The incident was debriefed in detail the next day with the boss and Flying Instructor. KK was programmed for a check sortie to sort out some procedures. Turns out, it was a case of incipient vortex ring condition (a potentially dangerous condition of flight where the helicopter may sink rapidly). High sink rate, high power setting and downwind flare – you don’t have to be Ray Prouty to figure this one out! Several helicopters have been lost to this dangerous condition of flight (see YouTube link below for a close approximation of what could have happened that day).

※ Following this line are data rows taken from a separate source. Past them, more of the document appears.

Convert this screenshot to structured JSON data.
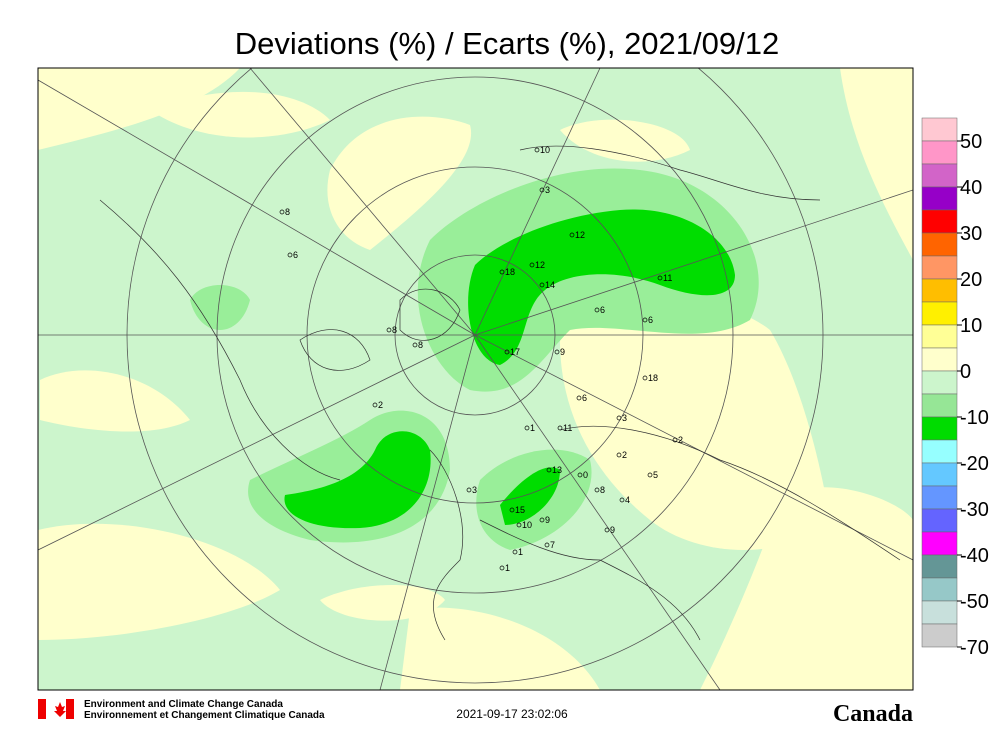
{
  "header": {
    "title": "Deviations (%) / Ecarts (%), 2021/09/12"
  },
  "legend": {
    "labels": [
      50,
      40,
      30,
      20,
      10,
      0,
      -10,
      -20,
      -30,
      -40,
      -50,
      -70
    ]
  },
  "stations": [
    "10",
    "3",
    "8",
    "6",
    "12",
    "12",
    "18",
    "14",
    "11",
    "6",
    "6",
    "8",
    "8",
    "17",
    "9",
    "18",
    "2",
    "6",
    "3",
    "1",
    "11",
    "2",
    "2",
    "13",
    "0",
    "5",
    "3",
    "8",
    "4",
    "15",
    "9",
    "10",
    "9",
    "7",
    "1",
    "1"
  ],
  "footer": {
    "agency_en": "Environment and Climate Change Canada",
    "agency_fr": "Environnement et Changement Climatique Canada",
    "timestamp": "2021-09-17 23:02:06",
    "wordmark": "Canada"
  }
}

In his inimitable style, my instructor Lt Cdr Brian Thomas (Retd) recalled a wise, old saying about display flying, which is worth remembering when any pilot is tempted to perform impromptu flourishes in the air.
- Popcorn & ice cream soda vendors in the audience are also popular and will be drawing crowds long after you have finished your display.
- If you think you are creating a big impression, remember you’ll leave an even bigger impression if you crash.
It is a lesson I carry to this day. Never attempt untrained manoeuvres without understanding and correlating with basic principles of flight.